Welcome the latest installment in this series. So far there has been the introduction, a post about Tammy Beaumont, and a post about the other specialist batters from my first XI. This post now deals with the all-rounders from that list, of whom there are no fewer than four (including the wicketkeeper)…
He took a long time to really establish himself at international level, but then had a couple of years when he could seemingly do no wrong, which included the fantastic 2005 Ashes series. Later on injuries took their toll, but even at the very end of his career his last involvement in the action was a direct hit on the stumps to run out Australian captain Ricky Ponting.
His performance at Edgbaston in 2005, when he scored 73 and 68 and took four wickets in each innings was outstanding, and helped to turn a series that very nearly died a premature death into one that nobody will ever forget. His 18 overs off the reel at the Oval in that same series to give England an unexpected first innings lead was incredible. In the second match of the 2009 series at Lords he bowled England to their first victory over Australia at that venue since 1934 when Hedley Verity took advantage of a rain affected pitch (remember, they played on “ooncoovered pitches” in those days) to record match figures of 15-104).

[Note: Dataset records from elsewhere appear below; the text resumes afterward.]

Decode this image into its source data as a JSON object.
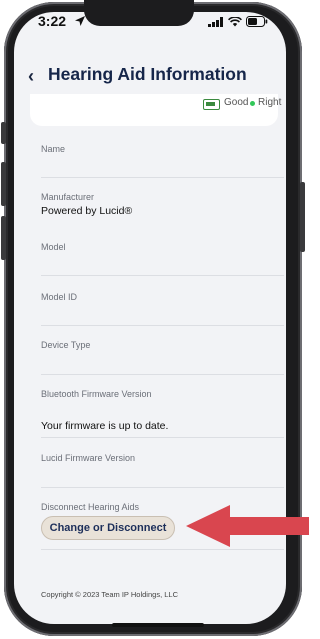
{
  "status_bar": {
    "time": "3:22",
    "icons": [
      "location-arrow-icon",
      "signal-icon",
      "wifi-icon",
      "battery-icon"
    ]
  },
  "header": {
    "back_icon": "‹",
    "title": "Hearing Aid Information"
  },
  "battery_card": {
    "status_text": "Good",
    "side_label": "Right",
    "colors": {
      "battery": "#3b8a3f",
      "dot": "#32c759"
    }
  },
  "fields": [
    {
      "label": "Name",
      "value": ""
    },
    {
      "label": "Manufacturer",
      "value": "Powered by Lucid®"
    },
    {
      "label": "Model",
      "value": ""
    },
    {
      "label": "Model ID",
      "value": ""
    },
    {
      "label": "Device Type",
      "value": ""
    },
    {
      "label": "Bluetooth Firmware Version",
      "value": "Your firmware is up to date."
    },
    {
      "label": "Lucid Firmware Version",
      "value": ""
    },
    {
      "label": "Disconnect Hearing Aids",
      "value": ""
    }
  ],
  "actions": {
    "change_or_disconnect": "Change or Disconnect"
  },
  "footer": {
    "copyright": "Copyright © 2023 Team IP Holdings, LLC"
  },
  "colors": {
    "title": "#16264a",
    "button_bg": "#e9e2d8",
    "annotation_arrow": "#d9464f"
  }
}
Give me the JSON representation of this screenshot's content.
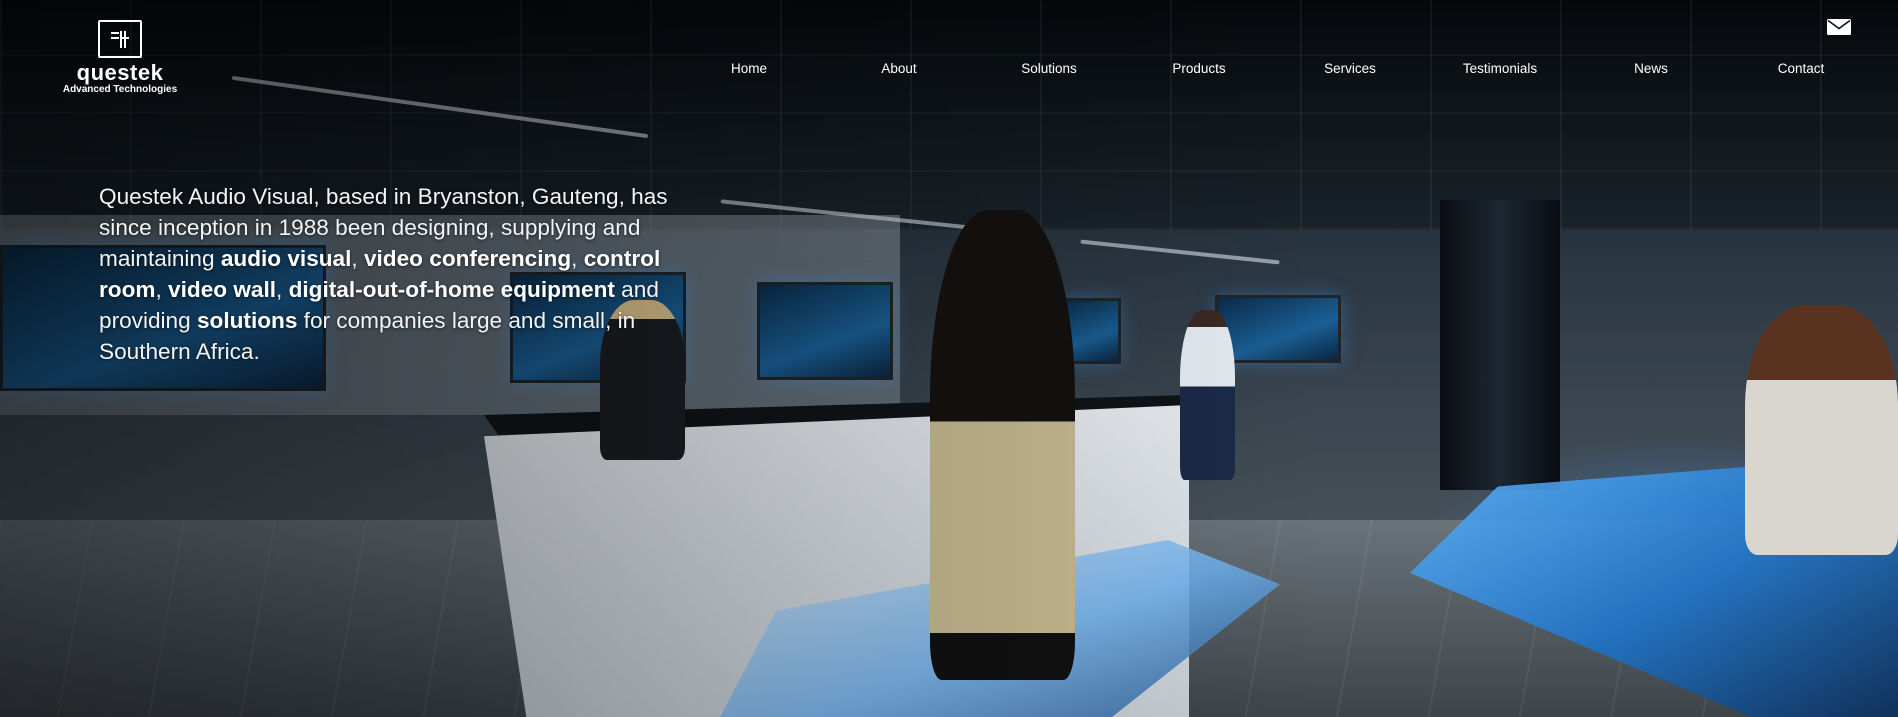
{
  "brand": {
    "name": "questek",
    "tagline": "Advanced Technologies"
  },
  "nav": {
    "items": [
      "Home",
      "About",
      "Solutions",
      "Products",
      "Services",
      "Testimonials",
      "News",
      "Contact"
    ]
  },
  "header_icons": {
    "mail": "mail-icon"
  },
  "hero": {
    "t1": "Questek Audio Visual, based in Bryanston, Gauteng, has since inception in 1988 been designing, supplying and maintaining ",
    "b1": "audio visual",
    "t2": ", ",
    "b2": "video conferencing",
    "t3": ", ",
    "b3": "control room",
    "t4": ", ",
    "b4": "video wall",
    "t5": ", ",
    "b5": "digital-out-of-home equipment",
    "t6": " and providing ",
    "b6": "solutions",
    "t7": " for companies large and small, in Southern Africa."
  },
  "colors": {
    "text": "#ffffff",
    "accent_glow": "#5fb6ff"
  }
}
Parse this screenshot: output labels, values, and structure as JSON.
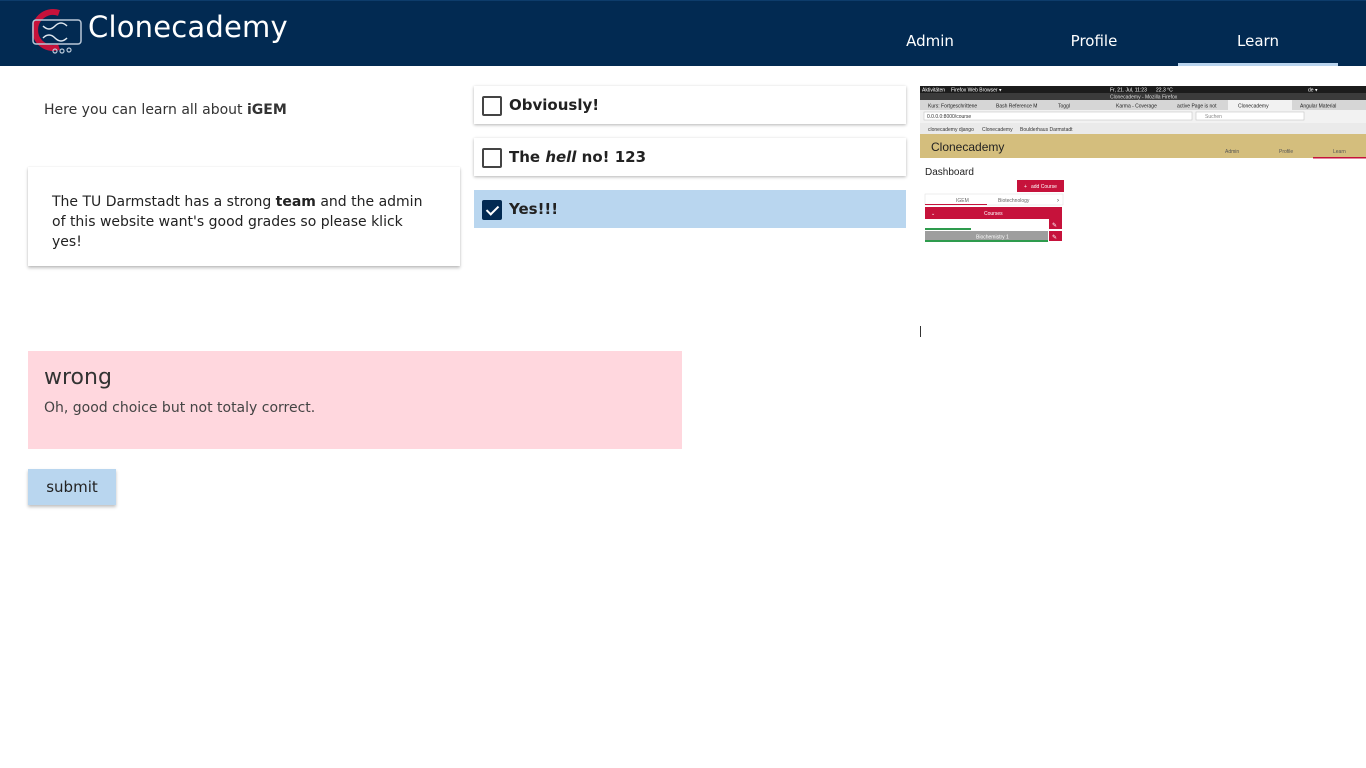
{
  "header": {
    "brand": "Clonecademy",
    "tabs": [
      {
        "label": "Admin"
      },
      {
        "label": "Profile"
      },
      {
        "label": "Learn",
        "active": true
      }
    ]
  },
  "intro": {
    "prefix": "Here you can learn all about ",
    "highlight": "iGEM"
  },
  "question": {
    "part1": "The TU Darmstadt has a strong ",
    "bold": "team",
    "part2": " and the admin of this website want's good grades so please klick yes!"
  },
  "answers": [
    {
      "label": "Obviously!",
      "checked": false
    },
    {
      "label_pre": "The ",
      "label_em": "hell",
      "label_post": " no! 123",
      "checked": false
    },
    {
      "label": "Yes!!!",
      "checked": true
    }
  ],
  "feedback": {
    "title": "wrong",
    "text": "Oh, good choice but not totaly correct."
  },
  "submit_label": "submit",
  "embedded_screenshot": {
    "top_bar": {
      "left": "Aktivitäten",
      "app": "Firefox Web Browser ▾",
      "clock": "Fr, 21. Jul, 11:23",
      "weather": "22.3 °C",
      "lang": "de ▾"
    },
    "window_title": "Clonecademy - Mozilla Firefox",
    "tabs": [
      "Kurs: Fortgeschrittene",
      "Bash Reference M",
      "Toggl",
      "Karma - Coverage",
      "active Page is not",
      "Clonecademy",
      "Angular Material"
    ],
    "url": "0.0.0.0:8000/course",
    "search_placeholder": "Suchen",
    "bookmarks": [
      "clonecademy django",
      "Clonecademy",
      "Boulderhaus Darmstadt"
    ],
    "app_brand": "Clonecademy",
    "app_tabs": [
      "Admin",
      "Profile",
      "Learn"
    ],
    "dashboard": "Dashboard",
    "add_course": "add Course",
    "category_tabs": [
      "IGEM",
      "Biotechnology"
    ],
    "courses_header": "Courses",
    "course_item": "Biochemistry 1",
    "colors": {
      "app_header": "#d4be7d",
      "accent": "#c6123b"
    }
  },
  "colors": {
    "nav": "#022a52",
    "selected": "#b9d6ef",
    "error_bg": "#ffd7de"
  }
}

England were rather more sensible about Flintoff’s departure than they had been about Ian Botham’s in the early 1990s, when many young cricketers had promising careers effectively strangled by having the “next Botham” label draped round their necks. This time they realised that a straight replacement for Flintoff was, to put it mildly, unlikely, and set about building a different kind of team.
Flintoff had two and a half really superb years (2004, 2005 and 2006 before the tour to Australia at the end of that year which was an unqualified disaster for him and most of the rest of the squad) and produced flashes of brilliance both before and after that period.

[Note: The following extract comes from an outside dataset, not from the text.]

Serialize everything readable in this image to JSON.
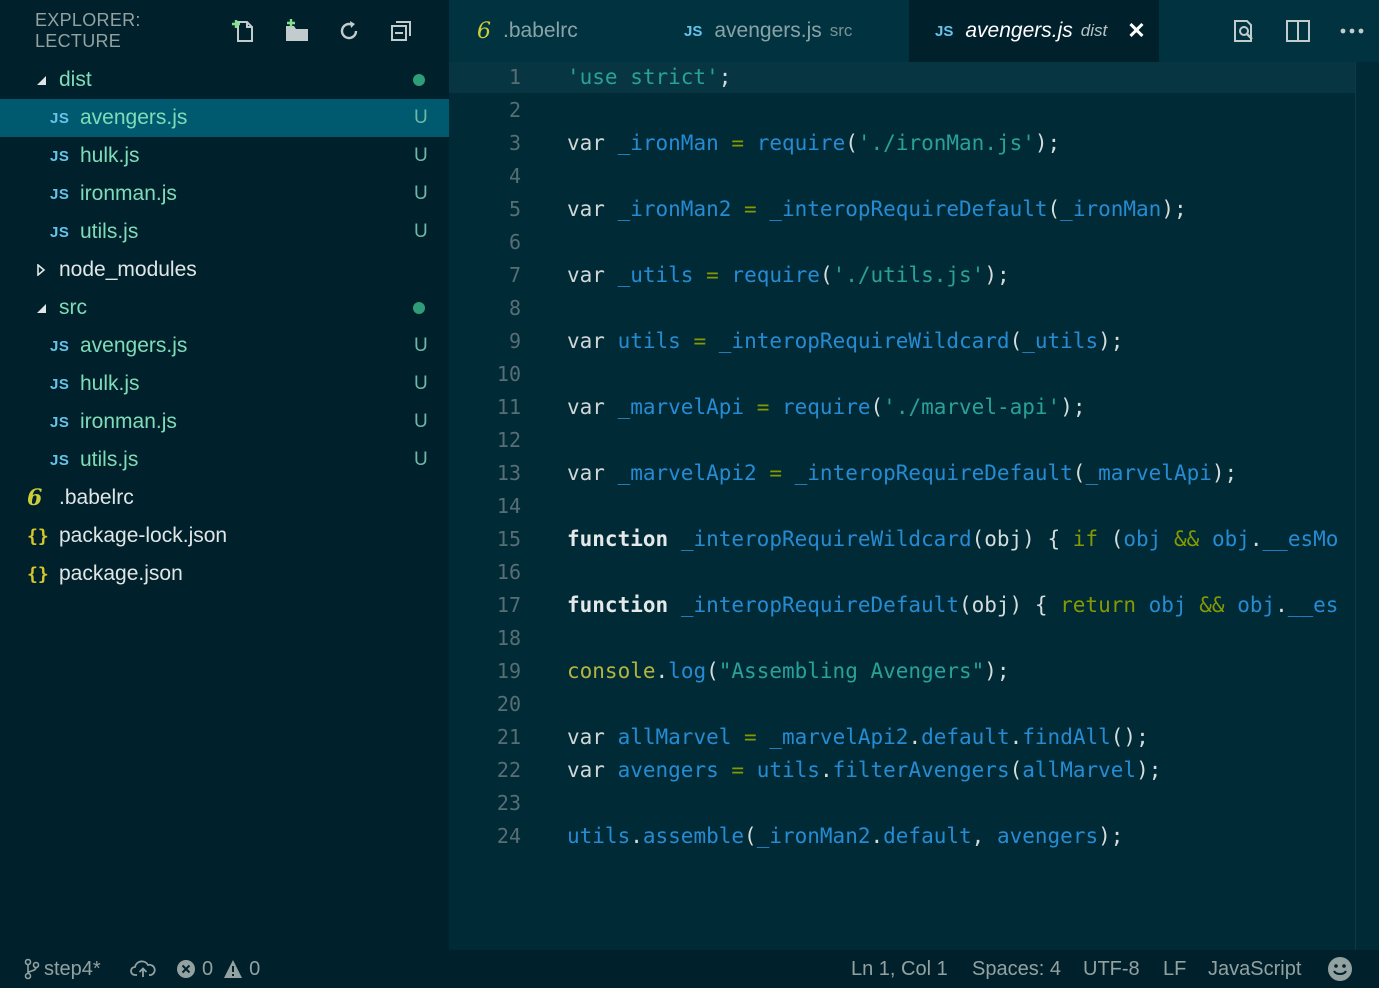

She started out as a specialist bowler, batting low in the order. At one point she dropped out of the game but then made a comeback. Subsequently she has remained the England Womens team’s first choice opening bowler and has improved her batting to the point that she can be regarded as an all-rounder (she now habitually bats at no 6 or 7 in tests and ODIs, and often comes in higher than that in T20s when quick runs are wanted).
So long as her back holds out (she has been plagued by problems in that area down the years) she will be wanted by England (in the final ODI against India recently she took 5-28, her wickets being those of the top five in the Indian order, and was on 18 not out when England completed their victory).

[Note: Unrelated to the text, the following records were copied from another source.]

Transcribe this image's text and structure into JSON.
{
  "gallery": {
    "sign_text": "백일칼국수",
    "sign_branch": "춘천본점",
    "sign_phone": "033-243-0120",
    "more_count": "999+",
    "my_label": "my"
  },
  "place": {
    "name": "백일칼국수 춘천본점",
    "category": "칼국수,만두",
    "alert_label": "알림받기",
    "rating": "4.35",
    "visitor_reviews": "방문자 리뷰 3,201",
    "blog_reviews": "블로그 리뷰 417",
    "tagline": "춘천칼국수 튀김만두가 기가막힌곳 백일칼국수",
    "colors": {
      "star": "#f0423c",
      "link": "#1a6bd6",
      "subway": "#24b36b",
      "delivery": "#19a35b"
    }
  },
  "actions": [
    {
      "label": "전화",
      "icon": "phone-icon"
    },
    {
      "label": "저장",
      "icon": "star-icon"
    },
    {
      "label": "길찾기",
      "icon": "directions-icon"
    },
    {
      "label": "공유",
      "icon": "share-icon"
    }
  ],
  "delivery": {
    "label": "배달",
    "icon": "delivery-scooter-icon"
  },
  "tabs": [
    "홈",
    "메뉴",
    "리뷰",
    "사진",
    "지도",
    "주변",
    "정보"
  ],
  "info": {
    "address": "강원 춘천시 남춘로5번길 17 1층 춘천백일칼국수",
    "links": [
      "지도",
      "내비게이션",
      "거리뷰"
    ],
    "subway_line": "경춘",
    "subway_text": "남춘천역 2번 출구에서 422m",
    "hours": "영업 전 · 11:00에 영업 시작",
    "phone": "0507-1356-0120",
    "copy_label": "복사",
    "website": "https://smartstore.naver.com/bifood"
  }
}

I saw a very young Ellyse Perry live at the Adelaide Oval in 2009, playing in an ODI for the Australian Women versus the New Zealand Women. In those days she bowled fast with new ball, batted at no 8 (it was obvious that she would be moving up the order in the future) and had a superb throwing arm.
She still bowls fast with the new ball, remains a brilliant fielder, and is now just about the best batter in the women’s game (a test-match double century being her career highlight, along with her recent dominance of the Women’s Big Bash League – three individual centuries in the most recent tournament).
If you were selecting an Earth Women XI to take on Mars Women she would undoubtedly by the first name on the team sheet and it would go down in ink, not pencil.
She should still have a few years ahead of her at the top, and my advice would be: enjoy it while you can – talents of this magnitude do not come along very often.
One of the best wicketkeepers in the game, he has played five test matches for England and averages 41.50 with the bat as well as having demonstrated his skills as a keeper. Yet ridiculously his international future is in doubt because of the difficulty (in the minds of the current England selectors at least) of fitting him and Jonny Bairstow into the same England team. If they do not want to use Bairstow as a specilaist batter, filling the no3 slot, then as far as I am concerned he, and not Ben Foakes, should be the one to miss out.
Providing the England selectors see sense Foakes should go on to have a stellar international career.